GenAI Prompt skill

Note

This feature is currently in public preview. This preview is provided without a service-level agreement and isn't recommended for production workloads. Certain features might not be supported or might have constrained capabilities. For more information, see Supplemental Terms of Use for Azure Previews.

The GenAI (Generative AI) Prompt skill executes a chat completion request against a large language model (LLM) deployed in Azure AI Foundry or Azure OpenAI in Azure AI Foundry Models. Use this capability to create new information that can be indexed and stored as searchable content.
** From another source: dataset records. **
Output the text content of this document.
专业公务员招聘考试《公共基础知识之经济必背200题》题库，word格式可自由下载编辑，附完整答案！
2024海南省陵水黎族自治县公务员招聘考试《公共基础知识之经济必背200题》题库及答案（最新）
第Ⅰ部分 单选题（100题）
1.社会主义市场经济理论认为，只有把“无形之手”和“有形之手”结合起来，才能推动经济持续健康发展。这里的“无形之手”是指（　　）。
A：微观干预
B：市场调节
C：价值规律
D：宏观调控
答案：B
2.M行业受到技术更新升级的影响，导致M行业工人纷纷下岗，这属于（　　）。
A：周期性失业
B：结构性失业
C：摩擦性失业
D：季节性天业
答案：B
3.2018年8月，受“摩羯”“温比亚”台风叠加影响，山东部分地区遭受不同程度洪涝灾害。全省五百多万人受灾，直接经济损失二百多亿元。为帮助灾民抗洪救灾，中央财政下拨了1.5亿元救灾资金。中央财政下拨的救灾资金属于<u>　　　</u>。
Here are some examples of how the GenAI prompt skill can help you create content:

Verbalize images
Summarize large passages of text
Simplify complex content
Perform any other task that you can articulate in a prompt

The GenAI Prompt skill is available in the latest preview REST API. This skill supports text, image, and multimodal content, such as a PDF that contains text and images.

Tip

It's common to use this skill combined with a data chunking skill. The following tutorials demonstrate image verbalization with two different data chunking techniques:

Supported models

You can use any chat completion inference model deployed in Foundry, such as GPT models, Deepseek R#, Llama-4-Mavericj, and Cohere-command-r. For GPT models specifically, only the chat completions API endpoints are supported. Endpoints using the Azure OpenAI Responses API (containing /openai/responses in the URI) aren't currently compatible.
For image verbalization, the model you use to analyze the image determines what image formats are supported.
For GPT-5 models, the temperature parameter is not supported in the same way as previous models. If defined, it must be set to 1.0, as other values will result in errors.
Billing is based on the pricing of the model you use.

Note

The search service connects to your model over a public endpoint, so there are no region location requirements, but if you're using an all-up Azure solution, you should check the Azure AI Search regions and the Azure OpenAI model regions to find suitable pairs, especially if you have data residency requirements.

Prerequisites

A supported model deployed to your resource or project.
- For Azure OpenAI, copy the endpoint with the openai.azure.com domain from the Keys and Endpoint page in the Azure portal. Use this endpoint for the Uri parameter in this skill.
- For Foundry, copy the target URI for the deployment from the Models page in the Foundry portal. Use this endpoint for the Uri parameter in this skill.
Authentication can be key-based with an API key from your Foundry or Azure OpenAI resource. However, we recommend role-based access using a search service managed identity assigned to a role.
- On Azure OpenAI, assign Cognitive Services OpenAI User to the managed identity.
- For AI Foundry models, assign Azure AI User.

@odata.type

#Microsoft.Skills.Custom.ChatCompletionSkill

Data limits

Limit	Notes
`maxTokens`	Default is 1024 if omitted. Maximum value is model-dependent.
Request time-out	30 seconds (default). Override with the `timeout` property (`PT##S`).
Images	Base 64-encoded images and image URLs are supported. Size limit is model-dependent.

Skill parameters

Property	Type	Required	Notes
`uri`	string	Yes	Public endpoint of the deployed model.
`apiKey`	string	Cond.*	Secret key for the model. Leave blank when using managed identity.
`authIdentity`	string	Cond.*	User-assigned managed identity client ID (Azure OpenAI only). Leave blank to use the system-assigned identity.
`commonModelParameters`	object	No	Standard generation controls such as `temperature`, `maxTokens`, etc.
`extraParameters`	object	No	Open dictionary passed through to the underlying model API.
`extraParametersBehavior`	string	No	`"pass-through"` \| `"drop"` \| `"error"` (default `"error"`).
`responseFormat`	object	No	Controls whether the model returns text, a free-form JSON object, or a strongly typed JSON schema. `responseFormat` payload examples: {responseFormat: { type: text }}, {responseFormat: { type: json_object }}, {responseFormat: { type: json_schema }}

* Exactly one of apiKey, authIdentity, or the service's system-assigned identity must be used.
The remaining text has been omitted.